There is also a separate and even newer driver called rt2800usb that
definitely supports your card:  http://wiki.debian.org/rt2800usb

At the command line (terminal window, try:

sudo modprobe -v rt2800usb

The above attempts to load the rt2800usb driver into the currently
running kernel and then quizzes the system wireless interface
configuration utility (iwconfig) to see what interfaces exist.
A successful result would look like this:

$ iwconfig
lo        no wireless extensions.

eth1      no wireless extensions.

wlan0     RTxx70 Wireless  ESSID:"11n-AP"  Nickname:"RT3070STA"
          Mode:Auto  Frequency=2.462 GHz  Access Point: Not-Associated
          Bit Rate:1 Mb/s
          RTS thr:off   Fragment thr:off
          Link Quality=10/100  Signal level:0 dBm  Noise level:-104 dBm
          Rx invalid nwid:0  Rx invalid crypt:0  Rx invalid frag:0
          Tx excessive retries:0  Invalid misc:0   Missed beaconrt2870

If that doesn't work, try the other (rt2870sta) driver:

sudo modprobe -v rt2870sta

Again, see whether a wireless interface shows up.

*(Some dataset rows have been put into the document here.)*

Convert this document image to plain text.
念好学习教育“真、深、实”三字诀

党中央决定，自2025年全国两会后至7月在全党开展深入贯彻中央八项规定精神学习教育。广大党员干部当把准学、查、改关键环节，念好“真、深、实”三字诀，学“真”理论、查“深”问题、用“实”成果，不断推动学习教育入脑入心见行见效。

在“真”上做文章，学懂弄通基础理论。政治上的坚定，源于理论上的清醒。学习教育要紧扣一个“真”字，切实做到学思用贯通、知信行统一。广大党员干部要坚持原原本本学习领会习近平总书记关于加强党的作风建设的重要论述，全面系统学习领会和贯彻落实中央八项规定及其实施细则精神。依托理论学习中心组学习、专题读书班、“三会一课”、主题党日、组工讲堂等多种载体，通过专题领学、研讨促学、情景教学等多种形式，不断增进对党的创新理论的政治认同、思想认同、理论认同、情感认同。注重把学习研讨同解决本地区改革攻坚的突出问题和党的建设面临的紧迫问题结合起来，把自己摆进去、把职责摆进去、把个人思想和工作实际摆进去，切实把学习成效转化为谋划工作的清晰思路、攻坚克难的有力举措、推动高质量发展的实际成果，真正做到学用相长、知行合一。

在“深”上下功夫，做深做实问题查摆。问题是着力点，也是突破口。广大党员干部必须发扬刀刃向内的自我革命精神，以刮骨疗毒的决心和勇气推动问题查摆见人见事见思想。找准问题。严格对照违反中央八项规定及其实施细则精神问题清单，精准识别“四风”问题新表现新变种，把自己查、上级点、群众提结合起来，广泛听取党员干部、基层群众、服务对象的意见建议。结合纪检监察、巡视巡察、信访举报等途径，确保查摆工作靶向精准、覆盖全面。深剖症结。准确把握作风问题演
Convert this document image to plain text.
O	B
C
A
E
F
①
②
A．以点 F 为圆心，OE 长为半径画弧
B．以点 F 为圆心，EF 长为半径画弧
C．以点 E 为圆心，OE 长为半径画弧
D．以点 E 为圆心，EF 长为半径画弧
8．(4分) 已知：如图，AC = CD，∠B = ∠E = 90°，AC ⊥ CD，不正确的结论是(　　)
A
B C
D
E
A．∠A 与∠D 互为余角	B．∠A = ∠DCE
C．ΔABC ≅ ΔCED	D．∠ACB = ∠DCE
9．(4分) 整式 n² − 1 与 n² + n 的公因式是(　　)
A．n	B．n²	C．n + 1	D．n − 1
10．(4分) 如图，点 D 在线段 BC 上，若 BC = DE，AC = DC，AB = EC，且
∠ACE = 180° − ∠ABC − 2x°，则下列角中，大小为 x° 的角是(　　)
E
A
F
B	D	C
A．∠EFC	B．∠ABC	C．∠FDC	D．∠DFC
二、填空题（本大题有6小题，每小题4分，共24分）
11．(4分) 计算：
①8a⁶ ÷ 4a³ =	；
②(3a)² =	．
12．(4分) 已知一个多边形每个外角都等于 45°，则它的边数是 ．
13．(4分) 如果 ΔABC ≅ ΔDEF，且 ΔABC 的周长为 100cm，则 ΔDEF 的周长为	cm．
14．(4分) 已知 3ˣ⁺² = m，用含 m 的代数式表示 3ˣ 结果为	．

If one of those works (and I'm pretty sure one will), add its name to 
system configuration textfile /etc/modules, like this:

sudo gedit /etc/modules

The 'gedit' editor will open up to let you edit /etc/modules.  Add 
a new line down at the bottom containing just the name of the driver.
Save and exit.  Now, the driver will be automatically loaded whenever
you reboot.

I hope that helps.

Cheers,                         Saturday night in Toledo, Ohio
Rick Moen                       Is like being nowhere at all.
rick at linuxmafia.com             All through the day as the hours rush by
youtube.com/watch?v=86FRyKBVTsw You sit in the park and you watch the grass die.